Wojna handlowa Donalda Trumpa z całym światem narobiła sporo problemów amerykańskim gigantom technologicznym, w dużym stopniu zależnym od Chin, Indii czy Wietnamu, gdzie produkowane są między innymi urządzenia Apple. Ostatnio w kontekście firmy Tima Cooka pisałem o możliwych scenariuszach, które pomogłyby Apple uniknąć drastycznych podwyżek cen iPhone’ów na amerykańskim rynku, wskazując między innymi proponowaną przez Marka Gurmana strategię polegającą na zejściu z dość dużej marży – Apple jednak zrobiło coś, czego nikt się nie spodziewał. Gigant wysłał samoloty do Indii, by „uratować” tyle iPhone’ów, ile się da.

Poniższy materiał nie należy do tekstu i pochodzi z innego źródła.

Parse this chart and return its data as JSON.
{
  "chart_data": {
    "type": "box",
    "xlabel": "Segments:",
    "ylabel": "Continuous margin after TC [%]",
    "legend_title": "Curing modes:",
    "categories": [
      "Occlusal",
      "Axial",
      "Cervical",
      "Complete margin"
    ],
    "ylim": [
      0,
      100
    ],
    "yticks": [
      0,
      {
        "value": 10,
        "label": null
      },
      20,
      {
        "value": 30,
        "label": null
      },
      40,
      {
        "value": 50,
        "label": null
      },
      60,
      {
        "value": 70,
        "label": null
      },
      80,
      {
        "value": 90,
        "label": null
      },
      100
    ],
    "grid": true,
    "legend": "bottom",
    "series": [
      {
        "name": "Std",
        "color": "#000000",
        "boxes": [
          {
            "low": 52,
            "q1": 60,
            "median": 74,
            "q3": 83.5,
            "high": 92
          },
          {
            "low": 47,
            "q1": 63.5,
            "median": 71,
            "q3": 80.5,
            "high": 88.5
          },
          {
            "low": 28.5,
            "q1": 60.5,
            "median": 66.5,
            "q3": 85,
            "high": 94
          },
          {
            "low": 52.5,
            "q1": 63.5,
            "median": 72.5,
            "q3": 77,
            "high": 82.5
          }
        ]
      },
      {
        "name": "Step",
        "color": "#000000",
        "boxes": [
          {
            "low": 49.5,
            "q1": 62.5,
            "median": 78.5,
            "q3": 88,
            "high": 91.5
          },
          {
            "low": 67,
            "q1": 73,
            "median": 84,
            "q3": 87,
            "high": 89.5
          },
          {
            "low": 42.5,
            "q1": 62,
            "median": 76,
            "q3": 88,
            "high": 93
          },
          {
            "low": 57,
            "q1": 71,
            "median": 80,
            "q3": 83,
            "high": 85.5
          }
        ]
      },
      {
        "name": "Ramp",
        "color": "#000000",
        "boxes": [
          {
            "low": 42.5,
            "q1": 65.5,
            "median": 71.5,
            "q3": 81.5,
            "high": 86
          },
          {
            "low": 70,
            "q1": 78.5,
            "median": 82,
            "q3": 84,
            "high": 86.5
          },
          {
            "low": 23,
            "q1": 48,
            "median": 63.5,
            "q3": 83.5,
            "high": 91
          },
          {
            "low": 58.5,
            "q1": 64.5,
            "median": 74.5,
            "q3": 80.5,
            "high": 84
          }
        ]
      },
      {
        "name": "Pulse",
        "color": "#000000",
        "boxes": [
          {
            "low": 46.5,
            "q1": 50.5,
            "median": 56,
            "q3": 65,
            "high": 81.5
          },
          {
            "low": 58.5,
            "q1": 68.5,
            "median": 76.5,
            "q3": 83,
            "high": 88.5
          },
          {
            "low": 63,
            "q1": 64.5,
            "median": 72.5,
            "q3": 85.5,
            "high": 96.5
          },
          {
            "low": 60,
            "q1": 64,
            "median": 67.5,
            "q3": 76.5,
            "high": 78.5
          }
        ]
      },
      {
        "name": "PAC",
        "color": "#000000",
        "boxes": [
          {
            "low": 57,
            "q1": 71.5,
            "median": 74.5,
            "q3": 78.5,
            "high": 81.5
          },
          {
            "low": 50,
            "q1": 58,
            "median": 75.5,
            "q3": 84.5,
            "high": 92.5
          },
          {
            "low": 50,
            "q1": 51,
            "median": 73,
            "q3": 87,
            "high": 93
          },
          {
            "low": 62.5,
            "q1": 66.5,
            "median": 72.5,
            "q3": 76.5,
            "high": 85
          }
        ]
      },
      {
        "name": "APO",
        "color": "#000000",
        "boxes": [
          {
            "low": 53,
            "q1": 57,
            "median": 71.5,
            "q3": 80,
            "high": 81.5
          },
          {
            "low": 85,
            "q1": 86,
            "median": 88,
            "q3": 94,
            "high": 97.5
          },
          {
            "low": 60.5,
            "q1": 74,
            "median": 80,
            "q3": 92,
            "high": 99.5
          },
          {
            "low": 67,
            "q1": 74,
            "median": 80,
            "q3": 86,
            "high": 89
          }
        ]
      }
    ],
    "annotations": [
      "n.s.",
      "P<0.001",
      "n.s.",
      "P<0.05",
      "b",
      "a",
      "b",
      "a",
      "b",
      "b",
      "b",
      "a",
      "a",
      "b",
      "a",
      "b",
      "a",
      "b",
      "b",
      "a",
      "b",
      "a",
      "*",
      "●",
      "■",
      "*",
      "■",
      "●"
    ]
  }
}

Apple naciskało na władze lotniska – aż 6 lotów w ostatnim czasie
Ciekawe, jak musi teraz czuć się Tim Cook, który niedawno przekazał miliard dolarów na inaugurację Trumpa, a teraz musi stawać na głowie, by uniknąć ceł nałożonych na swojego prezydenta. Apple popisało się iście ułańską fantazją, wysyłając naprędce do Indii samoloty, które na miejscu wyładowano po brzegi iPhone’ami. Amerykańskie media donoszą o nawet 600 tonach smartfonów przetransportowanych do USA drogą lotniczą – to ok. 1,5 miliona urządzeń!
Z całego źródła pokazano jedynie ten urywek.